The accuracy of the emotion detection module is provided in Table 4. A Multilayer Perceptron (learning rate: 0.3, momentum rate: 0.2, epoch number: 500, threshold for number of consecutive errors: 20) reaches a 93,48% classification accuracy for the first scenario while the selection of K Star classifier (manual blend: 20%, value missing replaced with average) from the Weka library, achieves the best accuracy (84,03%) for the second scenario.

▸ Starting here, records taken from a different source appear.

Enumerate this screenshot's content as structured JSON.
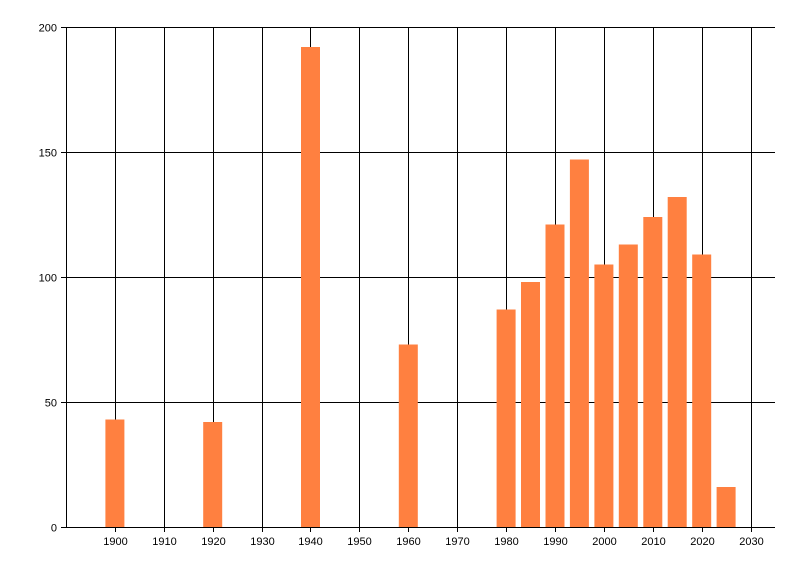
{
  "chart_data": {
    "type": "bar",
    "title": "",
    "xlabel": "",
    "ylabel": "",
    "x": [
      1900,
      1920,
      1940,
      1960,
      1980,
      1985,
      1990,
      1995,
      2000,
      2005,
      2010,
      2015,
      2020,
      2025
    ],
    "values": [
      43,
      42,
      192,
      73,
      87,
      98,
      121,
      147,
      105,
      113,
      124,
      132,
      109,
      16
    ],
    "xlim": [
      1890,
      2035
    ],
    "ylim": [
      0,
      200
    ],
    "x_ticks": [
      1900,
      1910,
      1920,
      1930,
      1940,
      1950,
      1960,
      1970,
      1980,
      1990,
      2000,
      2010,
      2020,
      2030
    ],
    "y_ticks": [
      0,
      50,
      100,
      150,
      200
    ],
    "grid": true,
    "legend": "none",
    "bar_color": "#ff8040"
  }
}
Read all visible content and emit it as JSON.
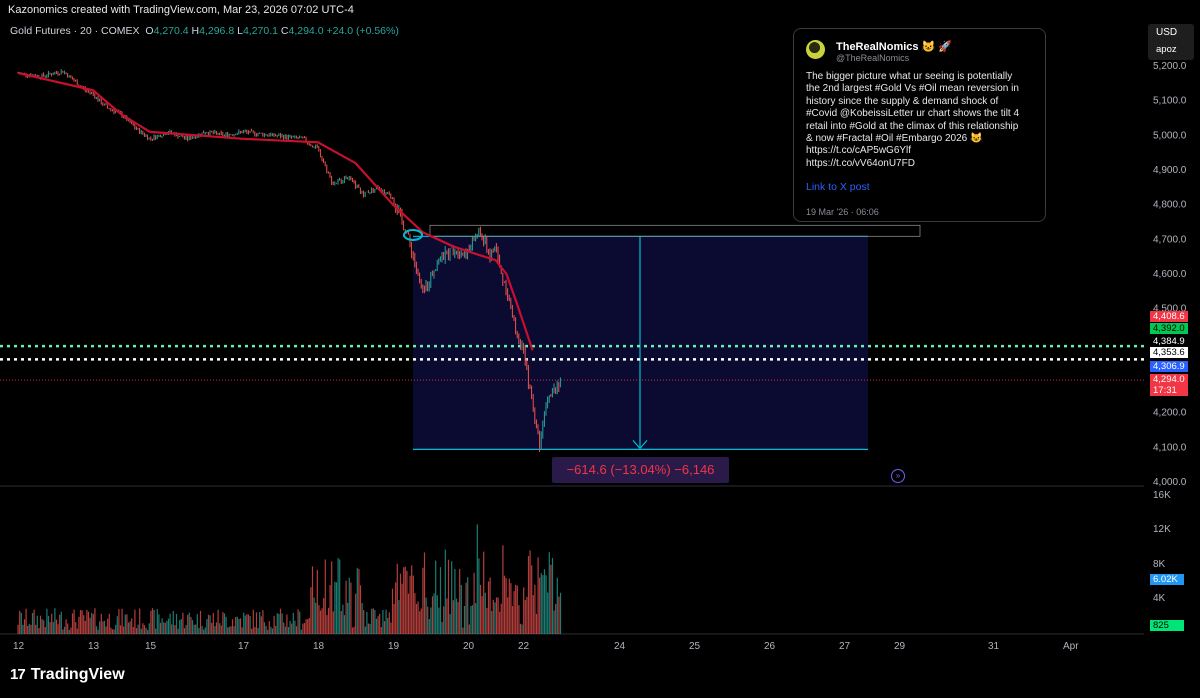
{
  "header": {
    "attribution": "Kazonomics created with TradingView.com, Mar 23, 2026 07:02 UTC-4"
  },
  "legend": {
    "symbol": "Gold Futures · 20 · COMEX",
    "open_label": "O",
    "open": "4,270.4",
    "high_label": "H",
    "high": "4,296.8",
    "low_label": "L",
    "low": "4,270.1",
    "close_label": "C",
    "close": "4,294.0",
    "change": "+24.0 (+0.56%)"
  },
  "currency_box": {
    "currency": "USD",
    "user": "apoz"
  },
  "tweet": {
    "name": "TheRealNomics 😺 🚀",
    "handle": "@TheRealNomics",
    "text": "The bigger picture what ur seeing is potentially\nthe 2nd largest #Gold Vs #Oil mean reversion in\nhistory since the supply & demand shock of\n#Covid @KobeissiLetter ur chart shows the tilt 4\nretail into #Gold at the climax of this relationship\n& now #Fractal #Oil #Embargo 2026 😺\nhttps://t.co/cAP5wG6Ylf\nhttps://t.co/vV64onU7FD",
    "link_label": "Link to X post",
    "date": "19 Mar '26 · 06:06"
  },
  "price_tags": [
    {
      "label": "4,408.6",
      "bg": "#f23645",
      "fg": "#ffffff"
    },
    {
      "label": "4,392.0",
      "bg": "#00c853",
      "fg": "#000000"
    },
    {
      "label": "4,384.9",
      "bg": "#000000",
      "fg": "#ffffff"
    },
    {
      "label": "4,353.6",
      "bg": "#ffffff",
      "fg": "#000000"
    },
    {
      "label": "4,306.9",
      "bg": "#2962ff",
      "fg": "#ffffff"
    },
    {
      "label": "4,294.0",
      "bg": "#f23645",
      "fg": "#ffffff"
    },
    {
      "label": "17:31",
      "bg": "#f23645",
      "fg": "#ffffff"
    }
  ],
  "volume_tags": [
    {
      "label": "6.02K",
      "bg": "#2196f3",
      "fg": "#ffffff"
    },
    {
      "label": "825",
      "bg": "#00e676",
      "fg": "#000000"
    }
  ],
  "measure": {
    "label": "−614.6 (−13.04%) −6,146"
  },
  "footer": {
    "brand": "TradingView"
  },
  "colors": {
    "up": "#26a69a",
    "down": "#ef5350",
    "ma": "#c8102e",
    "range": "#00bcd4"
  },
  "chart_data": {
    "type": "candlestick",
    "title": "Gold Futures · 20 · COMEX",
    "y_ticks": [
      "5,200.0",
      "5,100.0",
      "5,000.0",
      "4,900.0",
      "4,800.0",
      "4,700.0",
      "4,600.0",
      "4,500.0",
      "4,400.0",
      "4,300.0",
      "4,200.0",
      "4,100.0",
      "4,000.0"
    ],
    "y_range": [
      4000,
      5200
    ],
    "x_ticks": [
      "12",
      "13",
      "15",
      "17",
      "18",
      "19",
      "20",
      "22",
      "24",
      "25",
      "26",
      "27",
      "29",
      "31",
      "Apr"
    ],
    "volume_ticks": [
      "16K",
      "12K",
      "8K",
      "4K"
    ],
    "price_path": [
      [
        12,
        5180
      ],
      [
        12.3,
        5170
      ],
      [
        12.6,
        5185
      ],
      [
        12.9,
        5130
      ],
      [
        13.2,
        5100
      ],
      [
        13.5,
        5080
      ],
      [
        14,
        5060
      ],
      [
        14.5,
        5020
      ],
      [
        15,
        4990
      ],
      [
        15.4,
        5010
      ],
      [
        15.8,
        4990
      ],
      [
        16.2,
        5010
      ],
      [
        16.6,
        5000
      ],
      [
        17,
        5010
      ],
      [
        17.4,
        5000
      ],
      [
        17.8,
        4990
      ],
      [
        18,
        4960
      ],
      [
        18.2,
        4860
      ],
      [
        18.4,
        4880
      ],
      [
        18.6,
        4830
      ],
      [
        18.8,
        4850
      ],
      [
        19,
        4820
      ],
      [
        19.2,
        4710
      ],
      [
        19.4,
        4540
      ],
      [
        19.6,
        4640
      ],
      [
        19.8,
        4670
      ],
      [
        20,
        4660
      ],
      [
        20.2,
        4700
      ],
      [
        20.4,
        4720
      ],
      [
        20.6,
        4700
      ],
      [
        20.8,
        4650
      ],
      [
        21,
        4680
      ],
      [
        21.2,
        4600
      ],
      [
        21.4,
        4560
      ],
      [
        21.6,
        4480
      ],
      [
        21.8,
        4420
      ],
      [
        22,
        4380
      ],
      [
        22.2,
        4220
      ],
      [
        22.35,
        4110
      ],
      [
        22.5,
        4250
      ],
      [
        22.7,
        4280
      ],
      [
        22.8,
        4294
      ]
    ],
    "ma_path": [
      [
        12,
        5180
      ],
      [
        13,
        5130
      ],
      [
        14,
        5060
      ],
      [
        15,
        5010
      ],
      [
        16,
        5000
      ],
      [
        17,
        4990
      ],
      [
        18,
        4980
      ],
      [
        18.5,
        4920
      ],
      [
        19,
        4800
      ],
      [
        19.4,
        4720
      ],
      [
        19.8,
        4680
      ],
      [
        20.2,
        4660
      ],
      [
        20.6,
        4650
      ],
      [
        21,
        4640
      ],
      [
        21.4,
        4600
      ],
      [
        21.8,
        4510
      ],
      [
        22.2,
        4380
      ]
    ],
    "measure_range": {
      "from": 4708.7,
      "to": 4094.1,
      "change": -614.6,
      "change_pct": -13.04,
      "ticks": -6146
    }
  }
}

Table 4. Classification accuracy results for JAFFE dataset

6 Conclusion

Whereas other affective computing systems operate as stand-alone applications, this paper presents an innovative facial emotion recognition web service, integrated in a healthcare information system for monitoring and timely management of emotional fluctuations of elders and patients with chronic diseases as part of a human-centric treatment. The value of the provided functionality to classify faces into corresponding sentiments real-time during video communication sessions is of great significance especially in cases of patients with diseases related to their psychosomatic condition. Future work will be focused in the realization of a service that can execute emotion recognition in the web browser. This feature will liberate the application from its cloud based imposed restrictions. Concerning the classification performance towards the improvement of accuracy of the current prediction model, other schemes of Bag of Words techniques will be tested in an effort to provide weighted and localized information of the Visual words. Although results are promising, further testing with the utilization of larger and Caucasian oriented labeled dataset should be performed towards more thorough evaluation of the system. Correlating emotion recognition results along with information related to the biosignals and everyday routine activities of individual patients can lead to the discovery of specific patterns and valuable knowledge to the medical community.